My efforts to reclaim KiSwahili, KiKerewe, KiJita, and KiBwari and reconnect with ancestral knowledge reflect a broader commitment to reviving what colonial systems sought to destroy. This journey aligns with AI&D, which reclaims divinatory practices as living alternatives to extractive technologies, and Reparative Ecologies, which honors ancestral ways of tending the land. Relearning these languages is not merely about recovering the past—it is an act of imagining futures where these systems flourish again.
Creativity: Deschooling as Defiance
Dropping out of the academy was an act of defiance against a system that sought to contain and commodify knowledge. The university was a space of conformity, not creativity—a place where the logic of extraction reigned. Leaving it behind allowed me to explore alternative ways of learning, grounded in collaboration, curiosity, and care.
This ethos drives BADS_lab, where decolonial practices of art and science converge, and projects like Measure with Care and Infopoiēsis, which explore the relational and performative dimensions of knowledge production. Writing, for me, remains central to this work: a way to resist commodification and imagine new forms of collective knowing. These acts of creation are refusals to let Empire define what knowledge is and who it belongs to.
Everydayness: Resistance in the Mundane
The most profound lessons I’ve learned have come from everyday acts of care and resistance. Watching my mother, a social worker, navigate systems designed to fail, I saw how she created spaces of care where none existed. Her work, though unglamorous, was transformative—an everyday resistance to the world’s indifference.
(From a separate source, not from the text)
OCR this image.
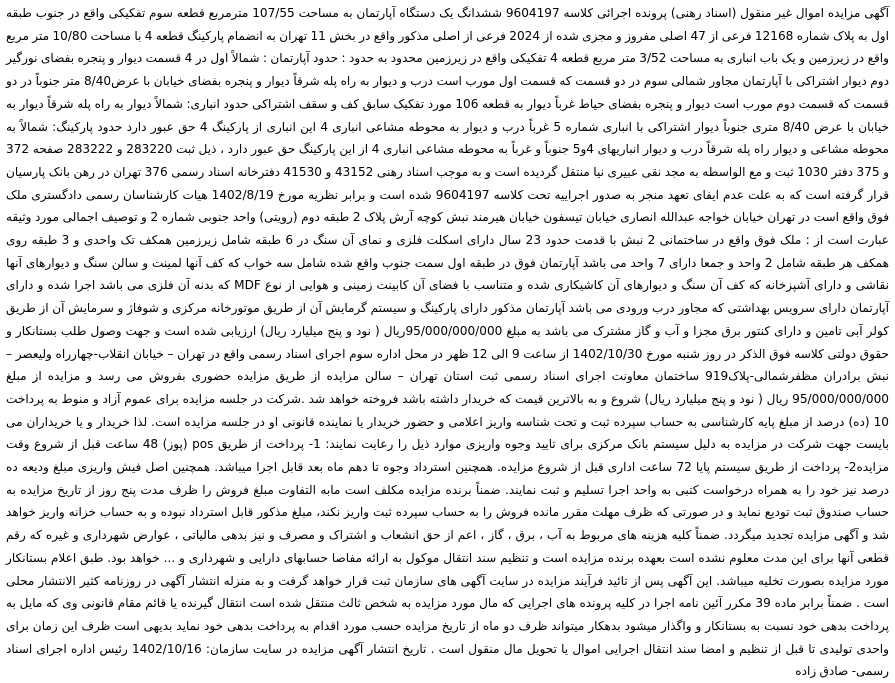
آگهی مزایده اموال غیر منقول (اسناد رهنی) پرونده اجرائی کلاسه 9604197 ششدانگ یک دستگاه آپارتمان به مساحت 107/55 مترمربع قطعه سوم تفکیکی واقع در جنوب طبقه اول به پلاک شماره 12168 فرعی از 47 اصلی مفروز و مجزی شده از 2024 فرعی از اصلی مذکور واقع در بخش 11 تهران به انضمام پارکینگ قطعه 4 با مساحت 10/80 متر مربع واقع در زیرزمین و یک باب انباری به مساحت 3/52 متر مربع قطعه 4 تفکیکی واقع در زیرزمین محدود به حدود : حدود آپارتمان : شمالاً اول در 4 قسمت دیوار و پنجره بفضای نورگیر دوم دیوار اشتراکی با آپارتمان مجاور شمالی سوم در دو قسمت که قسمت اول مورب است درب و دیوار به راه پله شرقاً دیوار و پنجره بفضای خیابان با عرض8/40 متر جنوباً در دو قسمت که قسمت دوم مورب است دیوار و پنجره بفضای حیاط غرباً دیوار به قطعه 106 مورد تفکیک سابق کف و سقف اشتراکی حدود انباری: شمالاً دیوار به راه پله شرقاً دیوار به خیابان با عرض 8/40 متری جنوباً دیوار اشتراکی با انباری شماره 5 غرباً درب و دیوار به محوطه مشاعی انباری 4 این انباری از پارکینگ 4 حق عبور دارد حدود پارکینگ: شمالاً به محوطه مشاعی و دیوار راه پله شرقاً درب و دیوار انباریهای 4و5 جنوباً و غرباً به محوطه مشاعی انباری 4 از این پارکینگ حق عبور دارد ، ذیل ثبت 283220 و 283222 صفحه 372 و 375 دفتر 1030 ثبت و مع الواسطه به مجد نقی عبیری نیا منتقل گردیده است و به موجب اسناد رهنی 43152 و 41530 دفترخانه اسناد رسمی 376 تهران در رهن بانک پارسیان قرار گرفته است که به علت عدم ایفای تعهد منجر به صدور اجراییه تحت کلاسه 9604197 شده است و برابر نظریه مورخ 1402/8/19 هیات کارشناسان رسمی دادگستری ملک فوق واقع است در تهران خیابان خواجه عبدالله انصاری خیابان تیسفون خیابان هیرمند نبش کوچه آرش پلاک 2 طبقه دوم (رویتی) واحد جنوبی شماره 2 و توصیف اجمالی مورد وثیقه عبارت است از : ملک فوق واقع در ساختمانی 2 نبش با قدمت حدود 23 سال دارای اسکلت فلزی و نمای آن سنگ در 6 طبقه شامل زیرزمین همکف تک واحدی و 3 طبقه روی همکف هر طبقه شامل 2 واحد و جمعا دارای 7 واحد می باشد آپارتمان فوق در طبقه اول سمت جنوب واقع شده شامل سه خواب که کف آنها لمینت و سالن سنگ و دیوارهای آنها نقاشی و دارای آشپزخانه که کف آن سنگ و دیوارهای آن کاشیکاری شده و متناسب با فضای آن کابینت زمینی و هوایی از نوع MDF که بدنه آن فلزی می باشد اجرا شده و دارای آپارتمان دارای سرویس بهداشتی که مجاور درب ورودی می باشد آپارتمان مذکور دارای پارکینگ و سیستم گرمایش آن از طریق موتورخانه مرکزی و شوفاژ و سرمایش آن از طریق کولر آبی تامین و دارای کنتور برق مجزا و آب و گاز مشترک می باشد به مبلغ 95/000/000/000ریال ( نود و پنج میلیارد ریال) ارزیابی شده است و جهت وصول طلب بستانکار و حقوق دولتی کلاسه فوق الذکر در روز شنبه مورخ 1402/10/30 از ساعت 9 الی 12 ظهر در محل اداره سوم اجرای اسناد رسمی واقع در تهران – خیابان انقلاب-چهارراه ولیعصر – نبش برادران مظفرشمالی-پلاک919 ساختمان معاونت اجرای اسناد رسمی ثبت استان تهران – سالن مزایده از طریق مزایده حضوری بفروش می رسد و مزایده از مبلغ 95/000/000/000 ریال ( نود و پنج میلیارد ریال) شروع و به بالاترین قیمت که خریدار داشته باشد فروخته خواهد شد .شرکت در جلسه مزایده برای عموم آزاد و منوط به پرداخت 10 (ده) درصد از مبلغ پایه کارشناسی به حساب سپرده ثبت و تحت شناسه واریز اعلامی و حضور خریدار یا نماینده قانونی او در جلسه مزایده است. لذا خریدار و یا خریداران می بایست جهت شرکت در مزایده به دلیل سیستم بانک مرکزی برای تایید وجوه واریزی موارد ذیل را رعایت نمایند: 1- پرداخت از طریق pos (پوز) 48 ساعت قبل از شروع وقت مزایده2- پرداخت از طریق سیستم پایا 72 ساعت اداری قبل از شروع مزایده. همچنین استرداد وجوه تا دهم ماه بعد قابل اجرا میباشد. همچنین اصل فیش واریزی مبلغ ودیعه ده درصد نیز خود را به همراه درخواست کتبی به واحد اجرا تسلیم و ثبت نمایند. ضمناً برنده مزایده مکلف است مابه التفاوت مبلغ فروش را ظرف مدت پنج روز از تاریخ مزایده به حساب صندوق ثبت تودیع نماید و در صورتی که ظرف مهلت مقرر مانده فروش را به حساب سپرده ثبت واریز نکند، مبلغ مذکور قابل استرداد نبوده و به حساب خزانه واریز خواهد شد و آگهی مزایده تجدید میگردد. ضمناً کلیه هزینه های مربوط به آب ، برق ، گاز ، اعم از حق انشعاب و اشتراک و مصرف و نیز بدهی مالیاتی ، عوارض شهرداری و غیره که رقم قطعی آنها برای این مدت معلوم نشده است بعهده برنده مزایده است و تنظیم سند انتقال موکول به ارائه مفاصا حسابهای دارایی و شهرداری و ... خواهد بود. طبق اعلام بستانکار مورد مزایده بصورت تخلیه میباشد. این آگهی پس از تائید فرآیند مزایده در سایت آگهی های سازمان ثبت قرار خواهد گرفت و به منزله انتشار آگهی در روزنامه کثیر الانتشار محلی است . ضمناً برابر ماده 39 مکرر آئین نامه اجرا در کلیه پرونده های اجرایی که مال مورد مزایده به شخص ثالث منتقل شده است انتقال گیرنده یا قائم مقام قانونی وی که مایل به پرداخت بدهی خود نسبت به بستانکار و واگذار میشود بدهکار میتواند ظرف دو ماه از تاریخ مزایده حسب مورد اقدام به پرداخت بدهی خود نماید بدیهی است ظرف این زمان برای واحدی تولیدی تا قبل از تنظیم و امضا سند انتقال اجرایی اموال یا تحویل مال منقول است . تاریخ انتشار آگهی مزایده در سایت سازمان: 1402/10/16 رئیس اداره اجرای اسناد رسمی- صادق زاده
These lessons shape projects like Reparative Ecologies and Maroon Infrastructures, which integrate care and creativity into ecological and communal systems. My mother’s advocacy, her careful choice of words in reports, taught me the power of language to resist erasure—a principle that informs the Process Germ Bank’s efforts to archive and disseminate these small but vital acts of care and creation.
Refusal: Beyond Survival
My history is one of refusal—refusal to be silenced, erased, or defined by systems that view me as a problem to be managed. From resisting the rigid discipline of academic conformity to reclaiming ancestral languages and refusing meritocratic hierarchies, my life has been a commitment to something beyond survival. I strive to create, to dream, and to build systems where survival is not the end goal but the starting point.
This commitment animates the interconnected projects I pursue. AGAPE offers a critique of systemic injustice, while Fugitive Erotics reimagines intimacy and relationality as forms of liberation. Reparative Ecologies and Maroon Infrastructures apply these principles to real-world contexts, while the Process Germ Bank ensures their survival and adaptability. Together, these efforts reflect a refusal to accept the world as it is and an insistence on imagining what it could be.